It is impossible to write about elder care in America, without consistently revisiting the subject of caring for dual-eligible beneficiaries. Older adults (those +65 years of age) account for 61 percent of this population of 7 million who are eligible for full benefits under the Medicaid and the Medicare program. The remaining dual-eligible beneficiaries are younger Americans with physical disabilities who qualify for SSI benefits. Dual-eligibles tend to be low-income individuals with few financial assets and unfortunately also tend to have significantly higher rates of serious health conditions, ADL limitations and cognitive impairments. As the chart (below) illustrates, they represent a disproportionate portion of total expenses for both the Medicare and Medicaid programs. It is not surprising that reducing spending (while improving care delivery) for this population is the holy grail of policymakers in Washington and every state capital in the nation.
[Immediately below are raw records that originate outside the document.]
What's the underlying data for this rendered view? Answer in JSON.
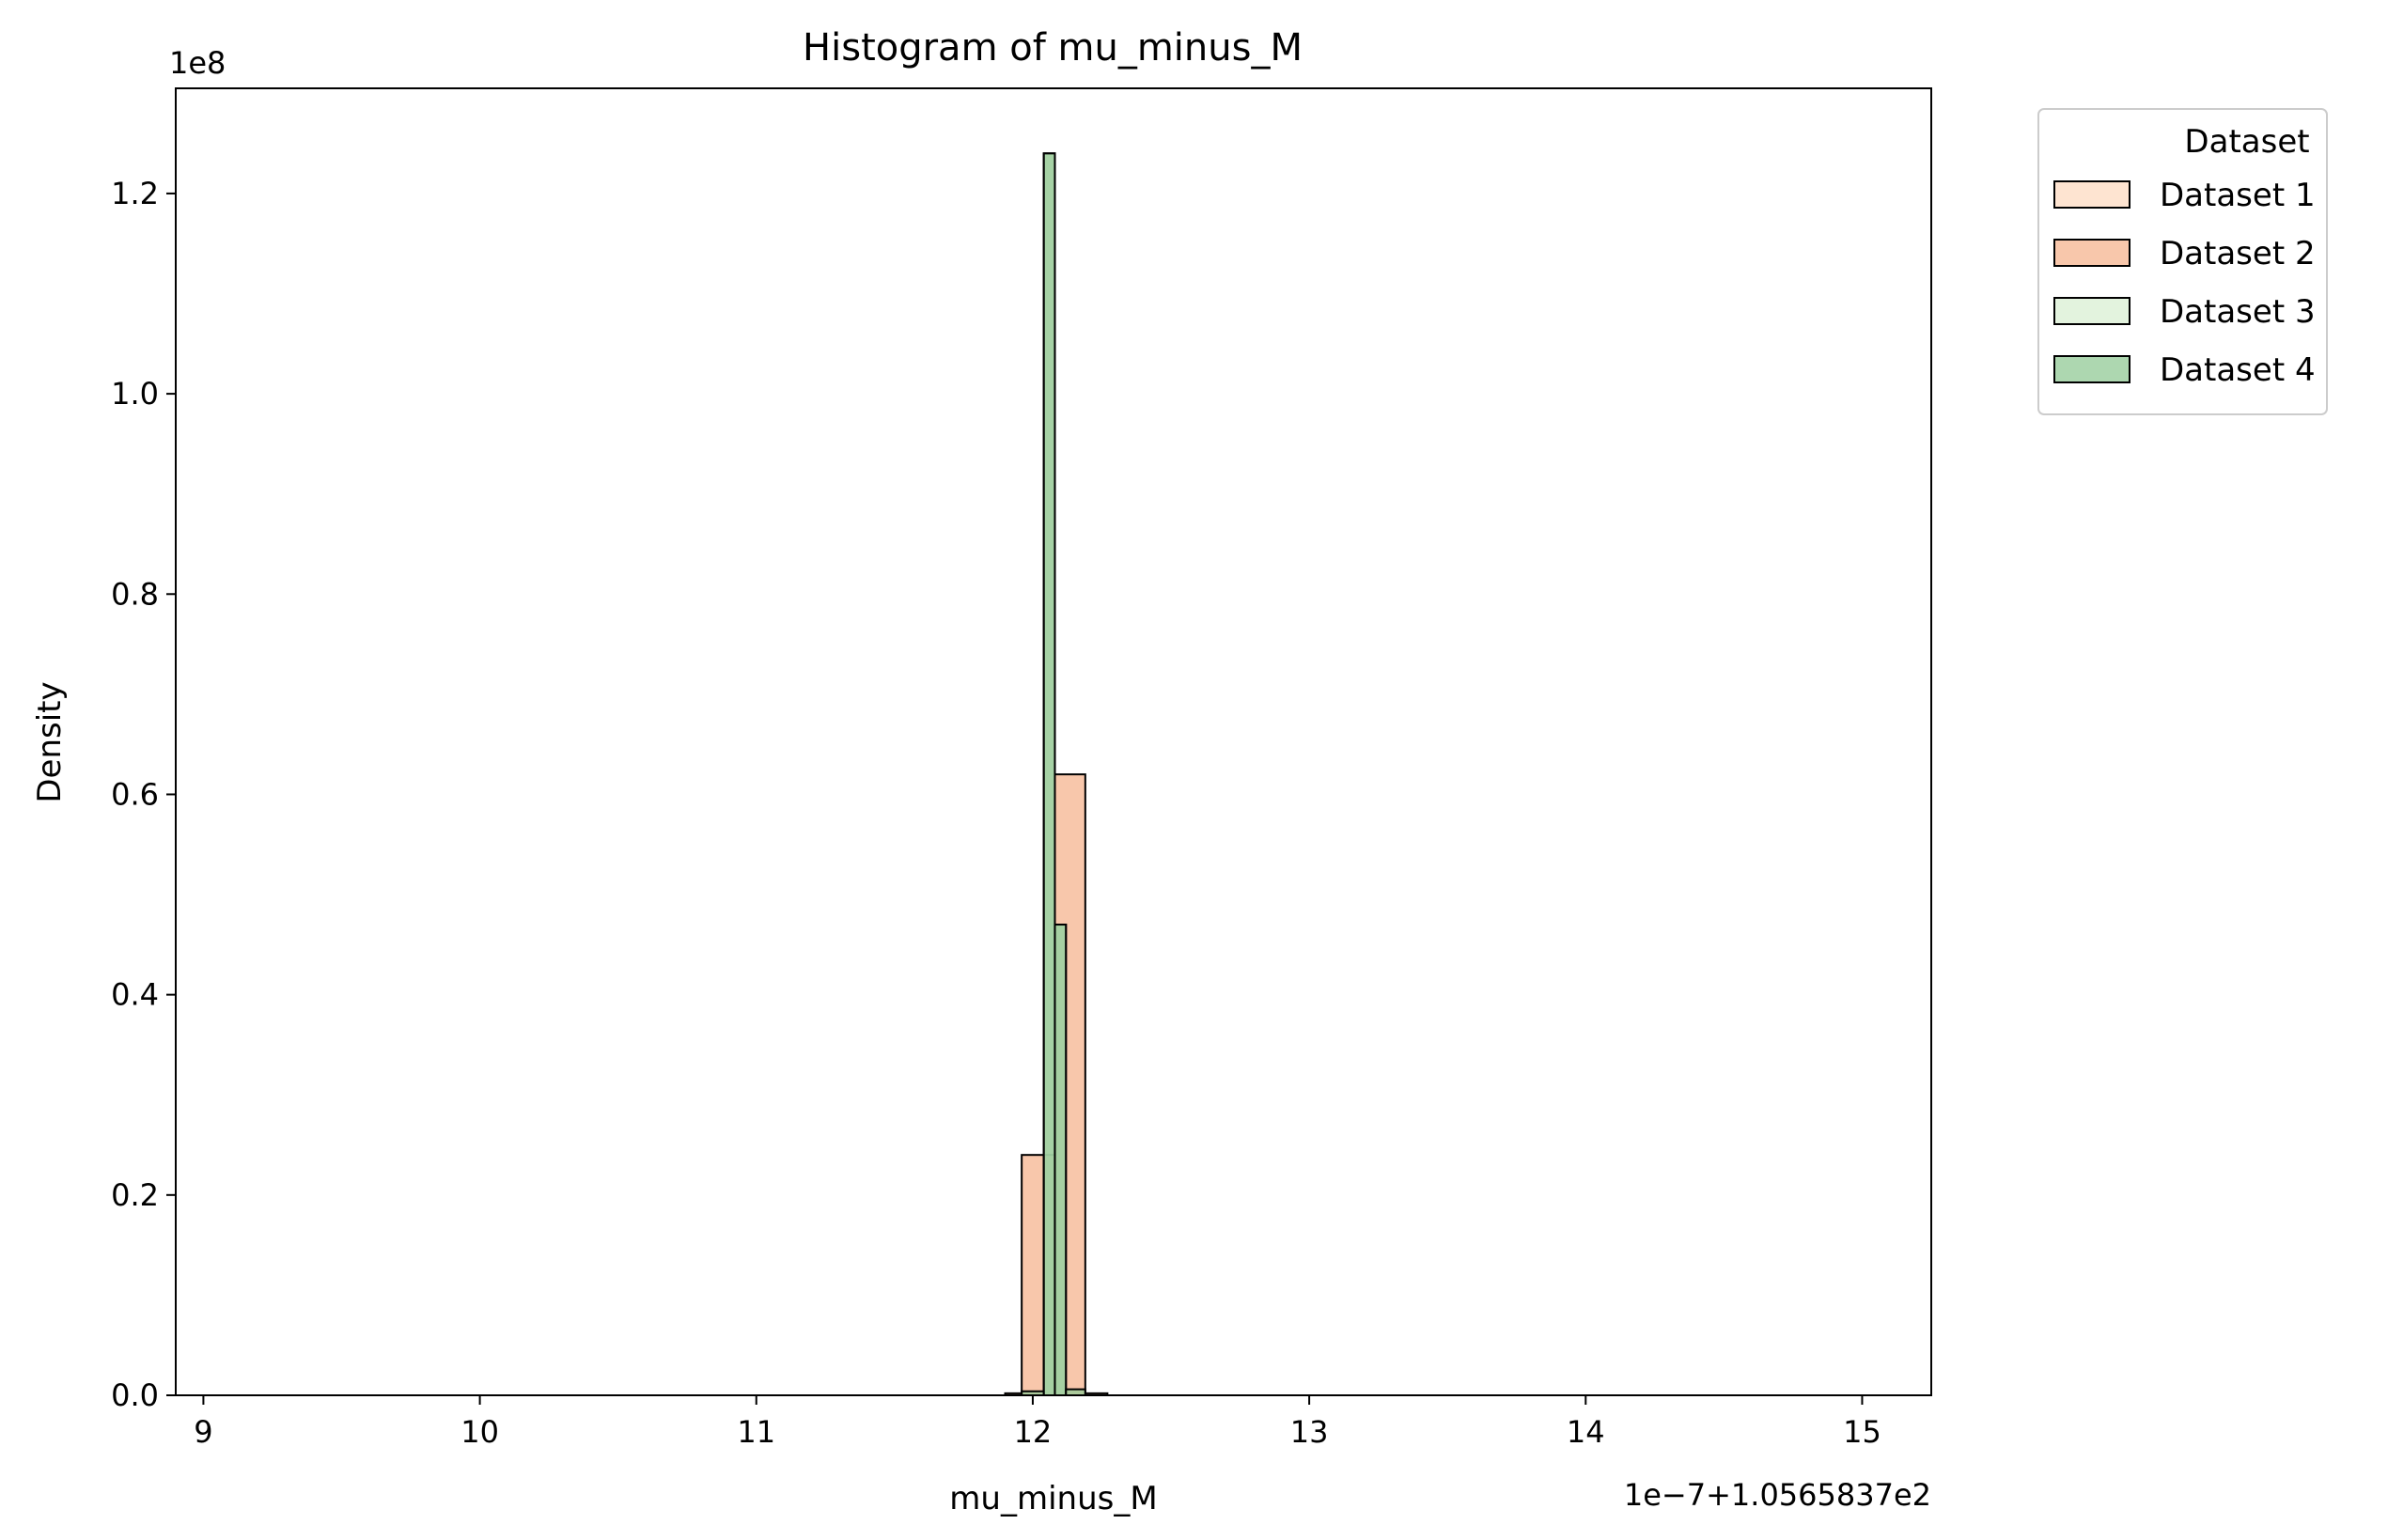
{
  "chart_data": {
    "type": "bar",
    "title": "Histogram of mu_minus_M",
    "xlabel": "mu_minus_M",
    "ylabel": "Density",
    "x_offset_text": "1e−7+1.0565837e2",
    "y_offset_text": "1e8",
    "xlim": [
      8.9,
      15.25
    ],
    "ylim": [
      0,
      1.305
    ],
    "x_ticks": [
      9,
      10,
      11,
      12,
      13,
      14,
      15
    ],
    "x_tick_labels": [
      "9",
      "10",
      "11",
      "12",
      "13",
      "14",
      "15"
    ],
    "y_ticks": [
      0.0,
      0.2,
      0.4,
      0.6,
      0.8,
      1.0,
      1.2
    ],
    "y_tick_labels": [
      "0.0",
      "0.2",
      "0.4",
      "0.6",
      "0.8",
      "1.0",
      "1.2"
    ],
    "grid": false,
    "legend": {
      "title": "Dataset",
      "placement": "outside-upper-right"
    },
    "series": [
      {
        "name": "Dataset 1",
        "color": "#fddbc1",
        "edge": "#000000",
        "bins": [
          {
            "x0": 12.04,
            "x1": 12.08,
            "y": 1.24
          },
          {
            "x0": 12.08,
            "x1": 12.12,
            "y": 0.47
          }
        ]
      },
      {
        "name": "Dataset 2",
        "color": "#f5b48f",
        "edge": "#000000",
        "bins": [
          {
            "x0": 11.9,
            "x1": 11.96,
            "y": 0.002
          },
          {
            "x0": 11.96,
            "x1": 12.04,
            "y": 0.24
          },
          {
            "x0": 12.04,
            "x1": 12.08,
            "y": 0.24
          },
          {
            "x0": 12.08,
            "x1": 12.19,
            "y": 0.62
          },
          {
            "x0": 12.19,
            "x1": 12.27,
            "y": 0.002
          }
        ]
      },
      {
        "name": "Dataset 3",
        "color": "#d9efd3",
        "edge": "#000000",
        "bins": [
          {
            "x0": 12.04,
            "x1": 12.08,
            "y": 1.24
          },
          {
            "x0": 12.08,
            "x1": 12.12,
            "y": 0.47
          }
        ]
      },
      {
        "name": "Dataset 4",
        "color": "#92c995",
        "edge": "#000000",
        "bins": [
          {
            "x0": 11.96,
            "x1": 12.04,
            "y": 0.004
          },
          {
            "x0": 12.04,
            "x1": 12.08,
            "y": 1.24
          },
          {
            "x0": 12.08,
            "x1": 12.12,
            "y": 0.47
          },
          {
            "x0": 12.12,
            "x1": 12.19,
            "y": 0.006
          }
        ]
      }
    ]
  }
}
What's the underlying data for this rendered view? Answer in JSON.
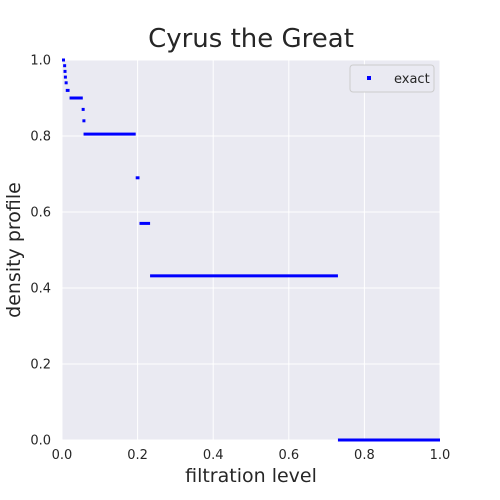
{
  "chart_data": {
    "type": "scatter",
    "title": "Cyrus the Great",
    "xlabel": "filtration level",
    "ylabel": "density profile",
    "xlim": [
      0,
      1
    ],
    "ylim": [
      0,
      1
    ],
    "x_ticks": [
      "0.0",
      "0.2",
      "0.4",
      "0.6",
      "0.8",
      "1.0"
    ],
    "y_ticks": [
      "0.0",
      "0.2",
      "0.4",
      "0.6",
      "0.8",
      "1.0"
    ],
    "grid": true,
    "legend": {
      "position": "top-right",
      "entries": [
        "exact"
      ]
    },
    "colors": {
      "series": "#0000ff",
      "background": "#eaeaf2",
      "grid": "#ffffff"
    },
    "series": [
      {
        "name": "exact",
        "segments": [
          {
            "x_start": 0.0,
            "x_end": 0.003,
            "y": 1.0
          },
          {
            "x_start": 0.003,
            "x_end": 0.006,
            "y": 0.985
          },
          {
            "x_start": 0.004,
            "x_end": 0.007,
            "y": 0.97
          },
          {
            "x_start": 0.005,
            "x_end": 0.008,
            "y": 0.955
          },
          {
            "x_start": 0.007,
            "x_end": 0.011,
            "y": 0.94
          },
          {
            "x_start": 0.01,
            "x_end": 0.02,
            "y": 0.92
          },
          {
            "x_start": 0.02,
            "x_end": 0.055,
            "y": 0.9
          },
          {
            "x_start": 0.052,
            "x_end": 0.054,
            "y": 0.87
          },
          {
            "x_start": 0.054,
            "x_end": 0.056,
            "y": 0.84
          },
          {
            "x_start": 0.057,
            "x_end": 0.195,
            "y": 0.805
          },
          {
            "x_start": 0.195,
            "x_end": 0.205,
            "y": 0.69
          },
          {
            "x_start": 0.205,
            "x_end": 0.233,
            "y": 0.57
          },
          {
            "x_start": 0.233,
            "x_end": 0.73,
            "y": 0.432
          },
          {
            "x_start": 0.73,
            "x_end": 1.0,
            "y": 0.0
          }
        ]
      }
    ]
  }
}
|Dual Eligible Beneficiary % Population/% of cost|
|% of Medicare Population||21%|
|% of Medicare Costs||31%|
|% of Medicaid Population||15%||9%|
|% of Medicaid Costs||39%||27%|
Over the past 10 years, numerous programs have been implemented in pursuit of this holy grail. In October, the Kaiser Family Foundation published a white paper assessing nine studies that evaluated existing programs and interventions to reduce Medicare costs for dual-eligible beneficiaries, and another nine studies that evaluate care management programs for high-risk Medicare beneficiaries. To my eyes, the paper's conclusion is rightfully circumspect. Despite the prominent exception of UnitedHealth Group's Evercare Care Model, what success would look like is easier to describe then to achieve. The paper's authors found that numerous challenges (e.g., differing health needs among the various sub-groups within the dual-eligible population) make it devilishly difficult for large scale programs to achieve dramatic results either in creating better health outcomes, decreasing costs, or both. As the paper concludes:
A careful review of the evidence thus far suggests that generating modest net Medicare savings and better outcomes for dually eligible beneficiaries is possible, but will require tailoring, targeting, and monitoring. Taken together, these studies provide strong evidence that care management might be effective at reducing costs for some subgroups of dual eligibles, such as those with severe chronic illnesses or at high risk for hospitalization. However, the estimates of potential net savings from these interventions are typically modest.
It is important to note that the paper did not address current efforts by the CMS Medicare-Medicaid Coordination Office which is dedicated to improving care delivery and lower costs to dual-eligible beneficiaries. Additionally, the report did not measure any savings to the Medicaid program that were achieved by the programs. Nevertheless, as Illinois prepares to implement the proposed Medicare-Medicaid Alignment Initiative (here), a demonstration managed care program for its dual-eligible citizens, this report should caution the policymakers that there is no silver bullet to slay the beast of ever expanding health care expenditure. What do you think?